- Directed by: Carlo Mazzacurati
- Written by: Franco Bernini Carlo Mazzacurati Enzo Monteleone
- Produced by: Valerio De Paolis
- Starring: Roberto Citran
- Cinematography: Giuseppe Lanci
- Edited by: Mirco Garrone
- Music by: Fiorenzo Carpi
- Release date: 1989;
- Language: Italian

= The Handsome Priest =

1989 film

The Handsome Priest (Il prete bello, Les P'tits Vélos) is a 1989 coming-of-age drama film co-written and directed by Carlo Mazzacurati.

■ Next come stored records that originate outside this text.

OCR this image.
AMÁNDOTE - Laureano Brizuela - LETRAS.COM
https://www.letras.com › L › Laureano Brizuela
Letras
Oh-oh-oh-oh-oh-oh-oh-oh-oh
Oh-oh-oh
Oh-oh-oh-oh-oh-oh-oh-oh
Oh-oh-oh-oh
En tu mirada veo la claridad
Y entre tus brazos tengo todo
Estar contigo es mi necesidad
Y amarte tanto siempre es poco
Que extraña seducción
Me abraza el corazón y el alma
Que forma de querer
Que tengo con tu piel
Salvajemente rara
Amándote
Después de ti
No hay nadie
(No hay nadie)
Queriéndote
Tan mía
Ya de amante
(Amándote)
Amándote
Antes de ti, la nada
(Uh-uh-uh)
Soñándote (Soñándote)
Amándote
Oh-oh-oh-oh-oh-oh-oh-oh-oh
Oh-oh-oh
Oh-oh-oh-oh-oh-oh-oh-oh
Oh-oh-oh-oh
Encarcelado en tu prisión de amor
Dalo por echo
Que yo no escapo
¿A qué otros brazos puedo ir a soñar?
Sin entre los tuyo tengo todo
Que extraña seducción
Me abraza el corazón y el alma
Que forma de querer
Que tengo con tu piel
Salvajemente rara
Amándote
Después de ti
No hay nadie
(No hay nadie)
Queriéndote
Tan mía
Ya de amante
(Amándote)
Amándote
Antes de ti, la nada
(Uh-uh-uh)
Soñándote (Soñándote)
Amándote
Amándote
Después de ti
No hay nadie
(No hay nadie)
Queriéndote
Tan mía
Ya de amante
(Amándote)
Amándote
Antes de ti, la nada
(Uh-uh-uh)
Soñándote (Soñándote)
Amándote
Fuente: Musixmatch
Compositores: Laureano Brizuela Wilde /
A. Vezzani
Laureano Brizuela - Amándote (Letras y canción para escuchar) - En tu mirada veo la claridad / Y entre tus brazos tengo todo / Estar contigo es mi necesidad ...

A co-production between Italy and France, it premiered at the 46th Venice International Film Festival, in the Venice International Film Critics' Week sidebar.

== Cast ==
- Massimo Santelia as Sergio
- Davide Torsello as Cena
- Roberto Citran as Don Gastone
- Adriana Asti as Immacolata
- Jessica Forde as Fedora
- Marco Messeri as Nello Pannocchieschi
- Amy Werba as Sergio's mother
- Raoul Billerey as Sergio's grandfather
- Antonio Petrocelli as Tiziano
- Silvana De Santis as Camilla Brigenti
- Luisa De Santis as Wanda Brigenti
- Sergio Vastano as Brusanti

==Production==
The film is based on the novel Il prete bello by Goffredo Parise. It was shot in the early 1989 in nine weeks between Vicenza and its surrounding area. The roles of Sergio and Cena required four months of auditions, with about 18,000 children being auditioned. It had a budget of about 3 billion lire.

==Release==
The film premiered in the Venice International Film Critics' Week sidebar at the 46th edition of the Venice Film Festival.

==Reception==
A contemporary Variety review described the film as "a hymn to friendship and the golden age of childhood, [...] which trusts on emotion in the place of realism." La Stampas film critic Lietta Tornabuoni described the film as characterized by "a terse style, often punctuated by humorous moments, as tender and subdued as a childhood memory", and noted: "whilst Carlo Mazzacurati’s debut film, Italian Night, was more personal, intriguing and unusual, The Handsome Priest demonstrates his growth as a director in terms of style, command of the material and visual choices." In a retrospective analysis, Laura Rascaroli argued the film "shows some progress towards Mazzacurati's reappropriation of his native landscape, but the aestheticized result was still far from the authentic yet idiosyncratic perspective of his later films."